“The Son of God who made us was made one of us, and He rules us as our king because as our creator He made us.
He through whom we are ruled is none other than He through whom we were made, and we are called Christians because He is the Christ.
The title ‘Christ’ is derived from chrism, which is used in anointing. Kings and priests used to be anointed, and Christ was anointed as both king and priest.
As king He fought for us, and as priest He offered Himself for us.
When he fought for us He was to all appearances overcome, but in truth He was the victor. He was crucified, and from the cross to which He was fastened He slew the devil, and thus He proved Himself our king.
But in what sense is he a priest? Because he offered himself for us.
Give your priest something He can offer. But what could human beings have found that would serve as a clean victim?
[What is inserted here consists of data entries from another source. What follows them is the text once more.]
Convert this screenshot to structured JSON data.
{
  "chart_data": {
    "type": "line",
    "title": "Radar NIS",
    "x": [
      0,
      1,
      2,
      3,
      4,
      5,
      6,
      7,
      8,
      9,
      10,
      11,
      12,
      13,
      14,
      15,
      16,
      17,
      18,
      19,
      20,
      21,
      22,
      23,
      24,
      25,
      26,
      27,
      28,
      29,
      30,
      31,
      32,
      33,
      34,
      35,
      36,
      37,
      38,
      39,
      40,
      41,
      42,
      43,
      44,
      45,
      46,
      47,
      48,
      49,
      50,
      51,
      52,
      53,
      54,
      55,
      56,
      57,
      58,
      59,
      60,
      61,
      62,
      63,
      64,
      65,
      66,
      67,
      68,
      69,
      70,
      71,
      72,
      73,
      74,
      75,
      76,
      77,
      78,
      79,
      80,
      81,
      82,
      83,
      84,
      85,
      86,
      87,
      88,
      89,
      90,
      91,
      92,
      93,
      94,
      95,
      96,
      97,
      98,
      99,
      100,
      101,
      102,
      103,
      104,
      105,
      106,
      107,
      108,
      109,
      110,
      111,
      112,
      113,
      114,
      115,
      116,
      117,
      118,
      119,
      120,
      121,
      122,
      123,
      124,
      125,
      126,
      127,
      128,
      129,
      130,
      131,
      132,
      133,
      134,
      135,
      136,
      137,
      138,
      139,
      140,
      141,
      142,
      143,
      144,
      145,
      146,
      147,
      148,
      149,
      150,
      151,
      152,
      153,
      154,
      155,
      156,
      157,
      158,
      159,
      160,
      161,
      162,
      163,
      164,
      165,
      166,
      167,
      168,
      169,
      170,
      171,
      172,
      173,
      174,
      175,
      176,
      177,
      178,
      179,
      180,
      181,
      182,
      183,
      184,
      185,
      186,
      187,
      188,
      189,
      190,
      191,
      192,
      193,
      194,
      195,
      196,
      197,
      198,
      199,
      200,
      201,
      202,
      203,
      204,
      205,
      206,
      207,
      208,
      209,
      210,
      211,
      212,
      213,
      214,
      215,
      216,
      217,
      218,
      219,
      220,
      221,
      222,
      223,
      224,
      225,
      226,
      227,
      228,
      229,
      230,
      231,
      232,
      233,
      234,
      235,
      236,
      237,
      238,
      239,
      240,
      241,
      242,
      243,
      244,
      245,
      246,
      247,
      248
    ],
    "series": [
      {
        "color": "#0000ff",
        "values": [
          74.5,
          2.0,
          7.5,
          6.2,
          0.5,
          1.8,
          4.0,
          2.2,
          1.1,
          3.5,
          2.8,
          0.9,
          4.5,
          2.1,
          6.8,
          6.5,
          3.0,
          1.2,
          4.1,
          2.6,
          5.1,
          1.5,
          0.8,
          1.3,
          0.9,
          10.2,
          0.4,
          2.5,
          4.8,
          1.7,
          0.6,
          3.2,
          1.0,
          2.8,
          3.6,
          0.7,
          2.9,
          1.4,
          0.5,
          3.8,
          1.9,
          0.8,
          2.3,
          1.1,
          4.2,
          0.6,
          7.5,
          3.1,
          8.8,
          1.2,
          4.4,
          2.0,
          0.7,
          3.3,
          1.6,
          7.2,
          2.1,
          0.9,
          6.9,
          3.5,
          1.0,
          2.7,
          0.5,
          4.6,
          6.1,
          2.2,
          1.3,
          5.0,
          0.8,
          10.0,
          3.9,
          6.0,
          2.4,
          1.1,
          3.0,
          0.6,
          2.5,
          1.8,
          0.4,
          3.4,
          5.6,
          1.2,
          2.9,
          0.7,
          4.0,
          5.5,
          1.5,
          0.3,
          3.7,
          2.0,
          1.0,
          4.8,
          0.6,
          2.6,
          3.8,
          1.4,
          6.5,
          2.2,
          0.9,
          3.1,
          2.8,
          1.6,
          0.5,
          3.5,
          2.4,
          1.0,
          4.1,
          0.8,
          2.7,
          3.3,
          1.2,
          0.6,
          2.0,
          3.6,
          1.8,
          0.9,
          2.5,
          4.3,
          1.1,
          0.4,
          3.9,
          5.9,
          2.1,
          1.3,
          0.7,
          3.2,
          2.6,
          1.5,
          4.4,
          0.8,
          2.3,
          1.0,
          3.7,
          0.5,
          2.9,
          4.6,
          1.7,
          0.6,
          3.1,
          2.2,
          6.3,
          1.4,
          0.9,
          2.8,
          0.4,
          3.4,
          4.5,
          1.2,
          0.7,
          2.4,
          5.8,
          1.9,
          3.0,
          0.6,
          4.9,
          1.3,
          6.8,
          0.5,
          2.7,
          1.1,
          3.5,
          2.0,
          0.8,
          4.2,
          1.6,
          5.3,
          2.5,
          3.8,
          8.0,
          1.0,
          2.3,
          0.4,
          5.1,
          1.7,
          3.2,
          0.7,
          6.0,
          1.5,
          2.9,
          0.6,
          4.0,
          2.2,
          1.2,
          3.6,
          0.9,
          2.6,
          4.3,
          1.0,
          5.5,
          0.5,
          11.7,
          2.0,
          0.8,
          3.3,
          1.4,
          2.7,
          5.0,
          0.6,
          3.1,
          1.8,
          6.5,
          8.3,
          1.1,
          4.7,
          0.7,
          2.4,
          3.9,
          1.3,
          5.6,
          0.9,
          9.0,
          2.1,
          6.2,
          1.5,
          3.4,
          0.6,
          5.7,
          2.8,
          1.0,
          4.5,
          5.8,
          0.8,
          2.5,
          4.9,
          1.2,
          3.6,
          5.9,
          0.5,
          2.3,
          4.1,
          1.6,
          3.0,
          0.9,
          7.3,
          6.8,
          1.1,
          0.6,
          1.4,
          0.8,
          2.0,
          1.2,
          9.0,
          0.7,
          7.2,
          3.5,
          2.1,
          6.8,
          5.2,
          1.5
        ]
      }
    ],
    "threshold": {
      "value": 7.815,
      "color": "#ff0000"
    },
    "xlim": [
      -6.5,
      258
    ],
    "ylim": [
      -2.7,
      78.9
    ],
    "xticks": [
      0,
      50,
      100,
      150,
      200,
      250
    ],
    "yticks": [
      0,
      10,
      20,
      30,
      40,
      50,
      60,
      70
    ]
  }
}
What shall your victim be? What clean sacrifice can a sinner offer? Wicked, impious pretender, whatever you bring is tainted, yet something clean is needed to be offered for you.
Look for something fit within yourself: you will find nothing.
Look among your possessions for an acceptable offering: but God takes no pleasure in rams or he-goats or bulls. They all belong to Him anyway, even if you do not offer them.
Go on, then, offer him a clean sacrifice. But you are a sinner, a wicked person, and your conscience is defiled.
If you were purified first you would, perhaps, be in a position to make a clean offering, but, if you are to be purified, something must be offered on your behalf.
What are you going to offer for yourself, to effect your cleansing? Only if you have first been cleansed will you be able to offer anything clean.
Let a clean priest offer Himself, then, and cleanse you. That is what Christ did.
He found nothing clean in human beings that He could offer on behalf of human beings, so He offered Himself as a clean victim.
How auspicious a victim, how genuine; and how spotless a sacrifice!
What He offered was not something we had given Him; rather did He offer what He took from us, but He offered it in a clean condition.
He took flesh from us, and that was what He offered, but whence did He take it?
From the womb of His virgin mother, so that He might offer it clean for us who were unclean.
He is our king and He is our priest.
Let us rejoice in Him.”
–Saint Augustine, Expositions of the Psalms 121–150, ed. Boniface Ramsey, trans. Maria Boulding, vol. 20, The Works of Saint Augustine: A Translation for the 21st Century (Hyde Park, NY: New City Press, 2000), 20: 584–585. Augustine is riffing on Psalm 149:2.